One is how you verify that it’s the owner of the account that is taking action and not an impersonator. And that’s what MFA (of which Duo is one solution provider) has been trying to do for a while.

There’s what do you do when the MFA is inaccessible for some reason (eg my smartphone died). And that’s where things like verifying with the employee’s manager comes in to play. Or you actually have to come into an office as proof of identity (accepting that your work stops until this happens.)
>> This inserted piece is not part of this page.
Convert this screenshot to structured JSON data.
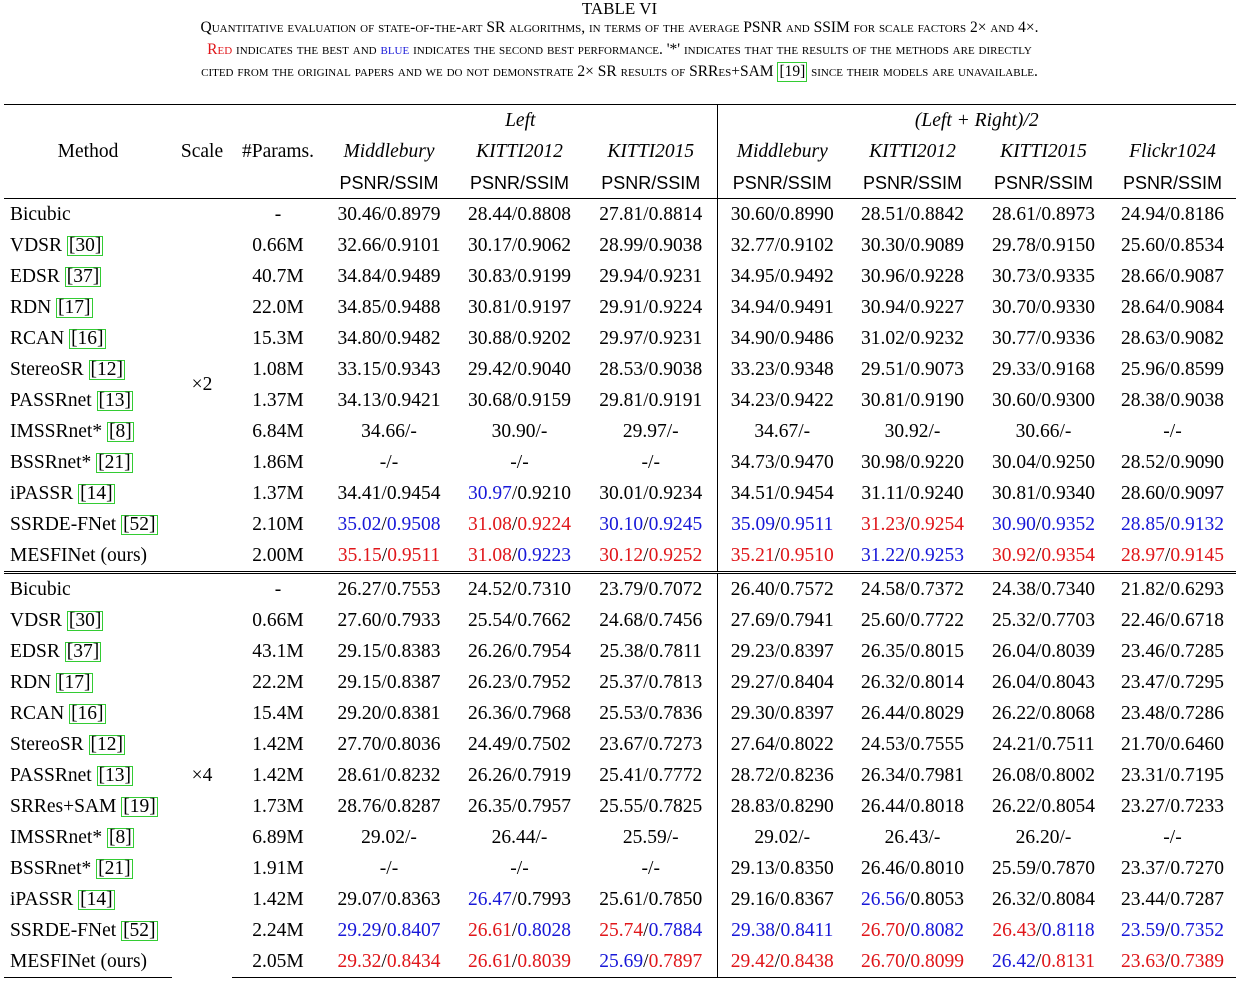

Then there’s making sure you’re a real human at all - that you’re not a North Korean using a stolen identity. Which is something that should be handled *through the hiring process* by conducting a background check and forcing the employee to present (at an office or a recognized proofing services provider) physically somewhere with identity documents in hand to prove you match the person you say you are.

This latest offering seems to be an attempt to go after the last use case, but (maybe?) outside of the hiring process, which is the weird and concerning bit.

@TindrasGrove Maybe they're all different problems, but the attack I'm describing combines them into one. And indeed, MFA is a poor defense in this case for exactly the reason you described ("Help! My phone was run over by a car and all my passwords were on it"). For geographically disparate workforces, "just come in" is often not an option. So yeah, I don't think we have a lot of good answers for this, especially not ones we can give to the poor folks fielding these calls.

@mttaggart as someone who had to do this as part of my hiring process as a remote employee, this is where the trusted third-party proofing vendors come in. I had to go visit a FedEx office that had a designated person to check that I matched my passport and logged some stuff.

And, after that initial proofing of all my electronics go poof and I buy new stuff and need to re-prove who I am, my manager is able to vouch that I look and sound and act correct and have knowledge that only I should know (as protection against GenAI). Or I could be made to do that same proofing on-demand when it is warranted.

And since it’s coming from a different source than the MFA itself, there’s not a conflict of interest or other way for one system to impact the other without human intervention, which is how I like it.

@TindrasGrove That sounds solid on paper, but a lot of sticking points remain.

  • Access to manager (if there even is one)
  • What knowledge would that be? Secret words, etc. tend to become generalized and/or guessable, or yet another exfiltrated secret. Specific knowledge gets more complicated quickly and may in fact be misremembered. At any rate, codifying/systematizing highly personal challenge/responses is not simple.

I'm not saying it's impossible, but it is rather complex and takes a massive lift to get this kind of system implemented at scale.

@mttaggart to the best of my knowledge is saying “hey you’ve been working with this person for a while. Are they really them?” And it’s up to the manager to figure that out.

Which is a deeply imperfect situation, but it’s also one in which it’s easy to prep them to be sceptical, unlike your average phishing attempt.